No personal offense meant by that, don't get me wrong. You're just using a houseruled version of 3E that's all.
Actually, my DM is obssessed with wealth-by-level guidelines; he's just very particular about what he hands out. Magic items are not easily come by, and while I assume a player mage could make one, my group rarely produces PCs who want to. (Last long-term D&D game...a swashbuckler/rogue[1], a ninja, a psion who never made items, and a warlock who ditto. We got to about 15h level and pretty much only made potions or scrolls.) In our current game (around 7th level now), we are a strike forces team for a powerful NPC; she pays us in magic items, in essence. So we get what the DM wants us to get. (All 'found loot' is her property, other than coin, preventing the 'bodies of our enemies are treasure troves for us!' problem.

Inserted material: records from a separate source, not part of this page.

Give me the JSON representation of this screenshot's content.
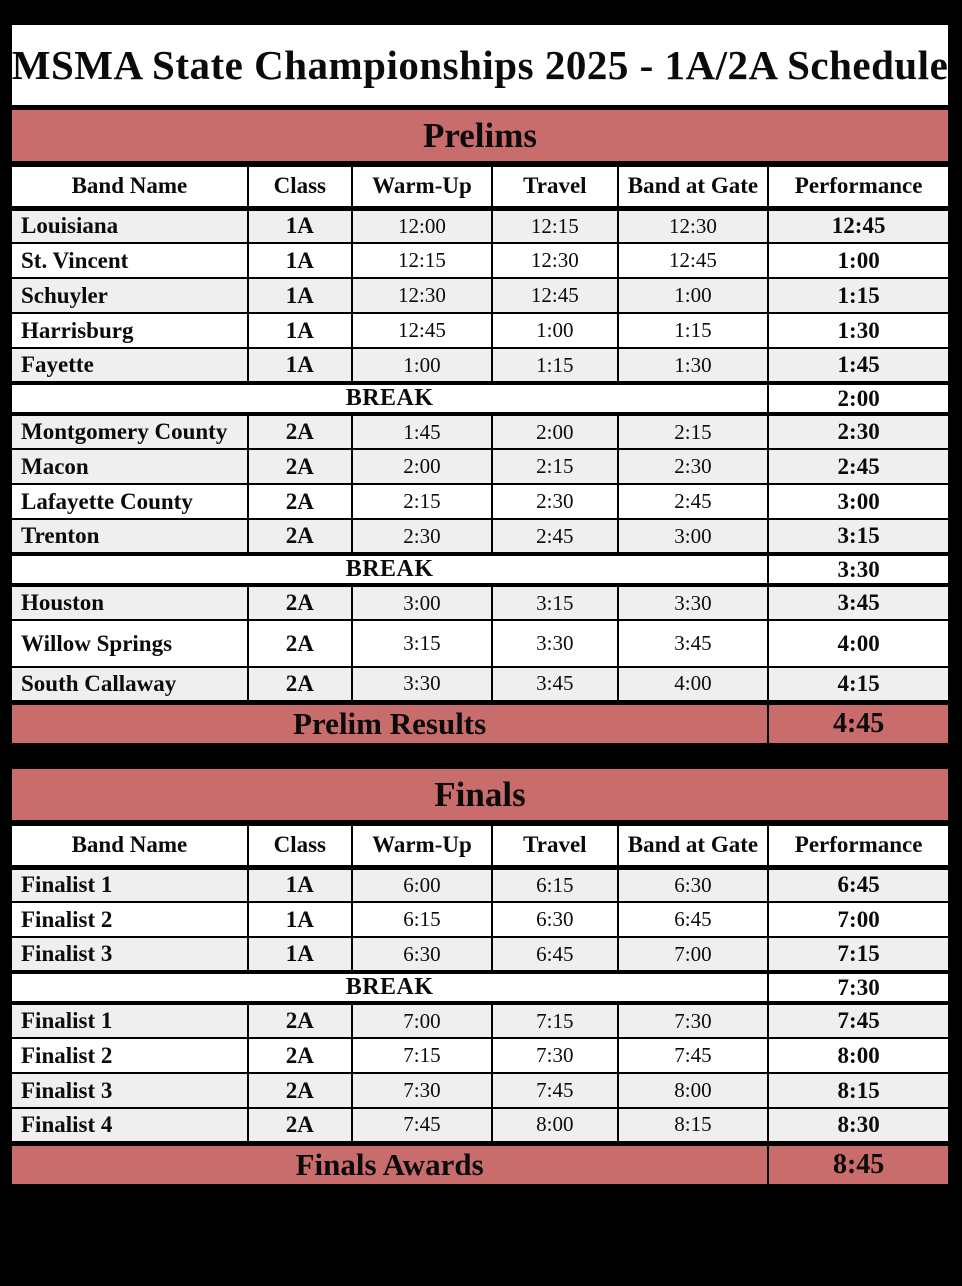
{
  "title": "MSMA State Championships 2025 - 1A/2A Schedule",
  "colors": {
    "accent": "#C96C6C",
    "row_gray": "#EFEFEF",
    "row_white": "#FFFFFF",
    "page_bg": "#000000",
    "text": "#0B0B0B"
  },
  "columns": [
    "Band Name",
    "Class",
    "Warm-Up",
    "Travel",
    "Band at Gate",
    "Performance"
  ],
  "sections": [
    {
      "id": "prelims",
      "title": "Prelims",
      "rows": [
        {
          "type": "band",
          "band": "Louisiana",
          "class": "1A",
          "warm_up": "12:00",
          "travel": "12:15",
          "gate": "12:30",
          "performance": "12:45",
          "shade": "gray"
        },
        {
          "type": "band",
          "band": "St. Vincent",
          "class": "1A",
          "warm_up": "12:15",
          "travel": "12:30",
          "gate": "12:45",
          "performance": "1:00",
          "shade": "white"
        },
        {
          "type": "band",
          "band": "Schuyler",
          "class": "1A",
          "warm_up": "12:30",
          "travel": "12:45",
          "gate": "1:00",
          "performance": "1:15",
          "shade": "gray"
        },
        {
          "type": "band",
          "band": "Harrisburg",
          "class": "1A",
          "warm_up": "12:45",
          "travel": "1:00",
          "gate": "1:15",
          "performance": "1:30",
          "shade": "white"
        },
        {
          "type": "band",
          "band": "Fayette",
          "class": "1A",
          "warm_up": "1:00",
          "travel": "1:15",
          "gate": "1:30",
          "performance": "1:45",
          "shade": "gray"
        },
        {
          "type": "break",
          "label": "BREAK",
          "performance": "2:00"
        },
        {
          "type": "band",
          "band": "Montgomery County",
          "class": "2A",
          "warm_up": "1:45",
          "travel": "2:00",
          "gate": "2:15",
          "performance": "2:30",
          "shade": "gray"
        },
        {
          "type": "band",
          "band": "Macon",
          "class": "2A",
          "warm_up": "2:00",
          "travel": "2:15",
          "gate": "2:30",
          "performance": "2:45",
          "shade": "gray"
        },
        {
          "type": "band",
          "band": "Lafayette County",
          "class": "2A",
          "warm_up": "2:15",
          "travel": "2:30",
          "gate": "2:45",
          "performance": "3:00",
          "shade": "white"
        },
        {
          "type": "band",
          "band": "Trenton",
          "class": "2A",
          "warm_up": "2:30",
          "travel": "2:45",
          "gate": "3:00",
          "performance": "3:15",
          "shade": "gray"
        },
        {
          "type": "break",
          "label": "BREAK",
          "performance": "3:30"
        },
        {
          "type": "band",
          "band": "Houston",
          "class": "2A",
          "warm_up": "3:00",
          "travel": "3:15",
          "gate": "3:30",
          "performance": "3:45",
          "shade": "gray"
        },
        {
          "type": "band",
          "band": "Willow Springs",
          "class": "2A",
          "warm_up": "3:15",
          "travel": "3:30",
          "gate": "3:45",
          "performance": "4:00",
          "shade": "white",
          "tall": true
        },
        {
          "type": "band",
          "band": "South Callaway",
          "class": "2A",
          "warm_up": "3:30",
          "travel": "3:45",
          "gate": "4:00",
          "performance": "4:15",
          "shade": "gray"
        },
        {
          "type": "awards",
          "label": "Prelim Results",
          "performance": "4:45"
        }
      ]
    },
    {
      "id": "finals",
      "title": "Finals",
      "rows": [
        {
          "type": "band",
          "band": "Finalist 1",
          "class": "1A",
          "warm_up": "6:00",
          "travel": "6:15",
          "gate": "6:30",
          "performance": "6:45",
          "shade": "gray"
        },
        {
          "type": "band",
          "band": "Finalist 2",
          "class": "1A",
          "warm_up": "6:15",
          "travel": "6:30",
          "gate": "6:45",
          "performance": "7:00",
          "shade": "white"
        },
        {
          "type": "band",
          "band": "Finalist 3",
          "class": "1A",
          "warm_up": "6:30",
          "travel": "6:45",
          "gate": "7:00",
          "performance": "7:15",
          "shade": "gray"
        },
        {
          "type": "break",
          "label": "BREAK",
          "performance": "7:30"
        },
        {
          "type": "band",
          "band": "Finalist 1",
          "class": "2A",
          "warm_up": "7:00",
          "travel": "7:15",
          "gate": "7:30",
          "performance": "7:45",
          "shade": "gray"
        },
        {
          "type": "band",
          "band": "Finalist 2",
          "class": "2A",
          "warm_up": "7:15",
          "travel": "7:30",
          "gate": "7:45",
          "performance": "8:00",
          "shade": "white"
        },
        {
          "type": "band",
          "band": "Finalist 3",
          "class": "2A",
          "warm_up": "7:30",
          "travel": "7:45",
          "gate": "8:00",
          "performance": "8:15",
          "shade": "gray"
        },
        {
          "type": "band",
          "band": "Finalist 4",
          "class": "2A",
          "warm_up": "7:45",
          "travel": "8:00",
          "gate": "8:15",
          "performance": "8:30",
          "shade": "gray"
        },
        {
          "type": "awards",
          "label": "Finals Awards",
          "performance": "8:45"
        }
      ]
    }
  ]
}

We can fight properly-equipped foes and not have +1 weapons dripping off us.)
In my last game, I think we had one pair of Gloves of Dexterity +4 as the most powerful ability-enhancing item. The ninja had them. Her hide skill was something like +25 or more when all was said and done. The joke was that she had invisibility at will.
Current game is a paladin, that warlock/cleric hybrid class, a ranger/sorcerer who didn't take magic missile, a rogue, and an ogre mage who won't gain a class level 'till he hits 12th...So far, there's been little interest in manufacutring magic items among the caster types. In this game, I have a +1 holy longsword, and I am "in debt" because of it; I don't get any magic or more than a stipend to live off of until my wealth-by-level syncs up with the item. (It's a plot-important weapon, that's why I've got it...)
But as you said, it's all aesthetics. When you were talking about "godlike" abilities, I assumed you mean natural, unenhanced. There's nothing extra-impressive about someone whose power comes from magic items. By contrast, in 4e, a high level character is frightfully good at everything simply by virtue of existing; at 20th level, he's got a minimum of +10 in every skill even when he's buck naked. I find this less aesthetically acceptable, simply because I can more easily "believe" in magic items than in natural uber-competence.
[1]Me. He had mostly charisma-enhancing stuff, because that fit his character concept better. I think he had a cloak+2 and one of those psion masks that give +ridiculous to Diplomacy and Bluff.